Anyway any help or comment would be greatly appriciated. thanks in advance
Best practice in this case could be:
If the page doesn't exist, but we have new one, with highly similar content, we can make 301 redirection, simply saying: "Moved permanently", which is instructing Google to actually take new URL on account and prioritize it.
If the page doesn't exist, and we actually have no idea why someone could type this link, as this URL never existed and is just wrong, then we serve 404 "Not Found". It simply means that the URL is wrong, and someone (or some other website) has fooled you to follow this link. You shouldn't automatically redirect user from this page, but place a link to the homepage instead, so user can choose his action.
If the page doesn't exist, and we know that we had this page, but it doesn't exist, and it will not exist in the future as well (we has simply decided that we will no longer have this page), then serve 410 "Gone" page, with a link to homepage as well, and let user decide.
HTTP codes, are not just a theory, it's a standard we should use. I noticed, that many 404 pages are served without correct HTTP response code, which only suggests that there is a poor development behind it.

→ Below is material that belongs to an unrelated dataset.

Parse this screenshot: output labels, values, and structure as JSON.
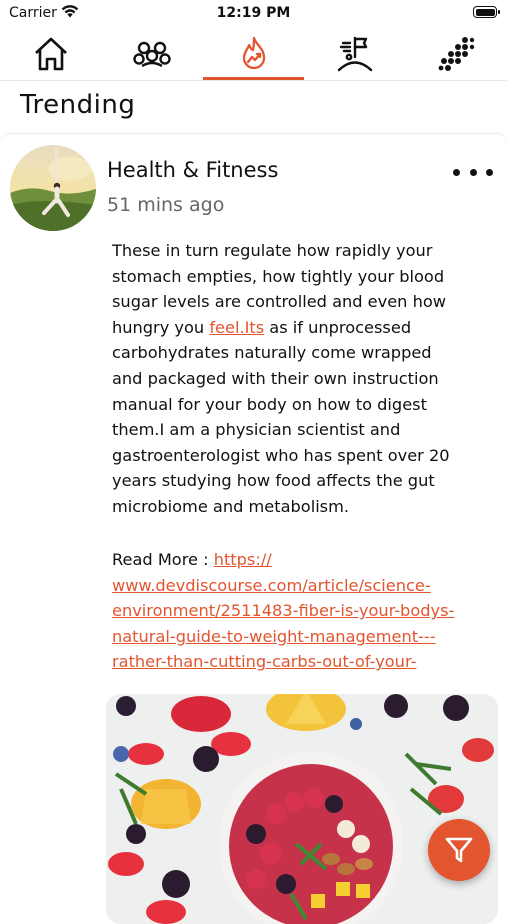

More about HTTP response codes here: http://www.w3.org/Protocols/rfc2616/rfc2616-sec10.html
From my understanding, a 301 redirect is the best way to retain "link juice" and should be used if the 404 page is referencing has a lot of external links, has substantial traffic, etc.
Sending a generic 404 page straight to the home page is not ideal, as it may confuse the user. Allowing the 404 keeps the page from being repeatedly indexed and crawled by search engines.
Read more about it here: http://moz.com/learn/seo/http-status-codes.
it is not ok to redirect 404 page to another. it's better to correct it and show the old page. if it's impossible you should show 404 page and put some helpful links in it.
if you want to redirect to the correct one it's ok but the best way is to show display original page regardless of duplication. but you must use rel canonical to tell search engines where is the correct version on the page.
https://support.google.com/webmasters/answer/139394?hl=en

Apache / Google undo 301 redirect

I did something stupid a couple of days ago :)
The was a hacker attack on a server where I had a clients website hosted.
Long story short, some files were deleted and I had to rebuild it.
In the meantime, I copied a snippet of the code I found on stackoverflow.com to redirect everybody that came to that domain to another clients domain (with another similar website).
I didn't notice that the code I copied was 301 permanent redirect...
So I'm guessing, the redirect is cached in users browsers and can't be cleared out.
But what about google?
I'm guessing google will fround upon this mistake and give the domain a penalty of some sort.. Or maybe just remove the content from the search results...
Is there a way to resolve this so google is affected as less as possible?
Thanks!
Unfortunately, Google will translate your old page rankings over to the temporary redirect because they were 301's. You can't go and tell them how to index the internet, but you can create similar 301 redirects from the temporary site to the new permanent site and that should preserve most of your Google juice.